Back in her rooms, Mary discovers a strange woman trying on her dress. The woman falls to the ground claiming to be poisoned. Mary runs off to get help but when she gets back the woman is gone. There is a secret passage off of Mary's room but the woman is not there. Francis is most upset that Mary's guards were no where to be found.  Mary decides to ask Clarissa what she knows, using marbles that she found earlier.  The answer is unclear but Clarissa leaves a key for Mary. When Mary uses it, it turns out not to lead to Catherine de Medici's room but to Simply Simon's room. Mary enters his room and discovers him in flagrante delicto with the blonde woman that Mary thought was poisoned. Simon admits his dastardly plans and confesses that Catherine de Medici is involved. 

There's some discussion about Mary Tudor dying, which would leave the throne of England vacant, and that some would look to Mary as Queen since Elizabeth was considered illegitimate. Mary rejects the English crown and demands that England leave Scotland alone. That's about as historical as this episode got folks. Meanwhile poor Colin ends up dead in the woods.  Bastian finds him and reveals that he speaks an ancient Celtic language which surprises his brother Francis.  It turns out that Catherine de Medici had Colin killed yet again, but this time she tried to make it look like the heretics in the woods did it.

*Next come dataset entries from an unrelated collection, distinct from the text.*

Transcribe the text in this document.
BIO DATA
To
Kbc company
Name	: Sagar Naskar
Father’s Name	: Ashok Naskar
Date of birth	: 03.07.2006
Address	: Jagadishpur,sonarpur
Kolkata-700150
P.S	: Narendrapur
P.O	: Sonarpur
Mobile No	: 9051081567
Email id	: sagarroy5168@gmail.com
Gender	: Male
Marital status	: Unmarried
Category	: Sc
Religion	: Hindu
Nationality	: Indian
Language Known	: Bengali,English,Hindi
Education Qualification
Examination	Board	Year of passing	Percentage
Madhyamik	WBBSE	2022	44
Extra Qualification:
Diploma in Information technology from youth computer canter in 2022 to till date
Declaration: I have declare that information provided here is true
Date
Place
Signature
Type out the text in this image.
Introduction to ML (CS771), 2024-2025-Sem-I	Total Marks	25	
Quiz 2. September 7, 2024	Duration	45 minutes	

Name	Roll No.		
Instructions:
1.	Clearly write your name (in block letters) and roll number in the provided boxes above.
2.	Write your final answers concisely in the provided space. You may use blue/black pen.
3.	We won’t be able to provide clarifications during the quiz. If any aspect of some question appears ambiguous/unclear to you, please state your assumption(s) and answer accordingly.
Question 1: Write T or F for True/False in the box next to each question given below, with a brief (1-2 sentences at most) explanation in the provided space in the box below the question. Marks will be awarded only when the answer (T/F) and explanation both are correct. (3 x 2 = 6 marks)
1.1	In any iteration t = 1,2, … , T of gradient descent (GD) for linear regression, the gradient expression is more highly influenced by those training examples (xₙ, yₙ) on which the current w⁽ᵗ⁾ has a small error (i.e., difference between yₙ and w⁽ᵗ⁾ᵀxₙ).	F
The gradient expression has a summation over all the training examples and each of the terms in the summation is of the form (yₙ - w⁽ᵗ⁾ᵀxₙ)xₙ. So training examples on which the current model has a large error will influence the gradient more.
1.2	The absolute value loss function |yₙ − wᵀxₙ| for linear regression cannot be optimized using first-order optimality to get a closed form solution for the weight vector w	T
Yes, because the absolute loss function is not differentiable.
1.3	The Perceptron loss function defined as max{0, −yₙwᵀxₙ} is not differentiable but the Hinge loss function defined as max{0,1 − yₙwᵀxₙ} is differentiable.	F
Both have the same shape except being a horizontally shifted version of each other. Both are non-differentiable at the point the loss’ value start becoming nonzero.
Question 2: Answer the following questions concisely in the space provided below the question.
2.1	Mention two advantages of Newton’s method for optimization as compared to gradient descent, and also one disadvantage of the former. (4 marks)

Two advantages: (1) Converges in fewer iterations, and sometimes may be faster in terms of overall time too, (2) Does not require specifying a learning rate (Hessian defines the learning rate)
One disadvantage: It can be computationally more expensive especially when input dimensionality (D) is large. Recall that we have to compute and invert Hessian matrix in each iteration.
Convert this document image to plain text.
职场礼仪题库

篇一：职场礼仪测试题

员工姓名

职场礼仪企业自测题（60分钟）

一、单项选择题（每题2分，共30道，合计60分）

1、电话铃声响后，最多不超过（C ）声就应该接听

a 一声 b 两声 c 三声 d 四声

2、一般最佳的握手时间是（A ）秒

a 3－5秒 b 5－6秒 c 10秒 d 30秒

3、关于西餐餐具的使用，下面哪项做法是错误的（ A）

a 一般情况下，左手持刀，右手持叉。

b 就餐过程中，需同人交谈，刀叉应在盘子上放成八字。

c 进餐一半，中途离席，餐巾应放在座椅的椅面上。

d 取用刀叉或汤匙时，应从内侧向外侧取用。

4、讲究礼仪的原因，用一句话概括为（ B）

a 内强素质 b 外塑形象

Oh, and in a minor subplot King Henri Horndog decided that he wanted a little more of one of Mary's ladies in waiting Lady McSlutty. However, Lady Slutty decided that she didn't want to be the King's mistress but Sadie, Sadie, married lady. So Henri Horndog comes to her door which she opens wearing the 16th century equivalent of a push-up bra and tells her that's arranged for her to marry a day player named Robert, Vicomte Lorraine. 

So that's it for this week's episode. It was about as scintillating as watching paint dry. It's beginning to look like every week Catherine de Medici is going to try and find some way to either kill Mary or get rid of her some other way.  That's going to get old fast.  In an effort to say something nice, the costumes this week look like they came from Anthropologie and Stevie Nicks' closet. Seriously they are all over the place, the women's dresses look medieval and the men's costumes look vaguely 18th century. In one scene, Francis was wearing a multi-colored turtleneck and a vest.

There was also a hilarious moment when Mary and her maids wandered through the halls in their unmentionables to get breakfast which was left outside in the hallway for some reason.  Oh, and Diane de Poitiers was not in this episode, she was at the 'country house' which is pretty funny when you consider the 'castle' in which everyone is living is also in the country.  However, it is a very pretty castle.

I know I've harped on this before but the actual history of this period is so rich, and what the writers are making up is just terrible.  If they want court intrigue, about including Mary's French family, the Guises? The Guise family was incredibly powerful and well-connected. They should be at court trying to protect Mary, trying to force the marriage while Catherine de Medici tries to curb their power.  Instead of a fictional bastard son of Henri II and Diane de Poitiers, why not a Guise cousin as the third part in this fictional love triangle the writers seem determined to create?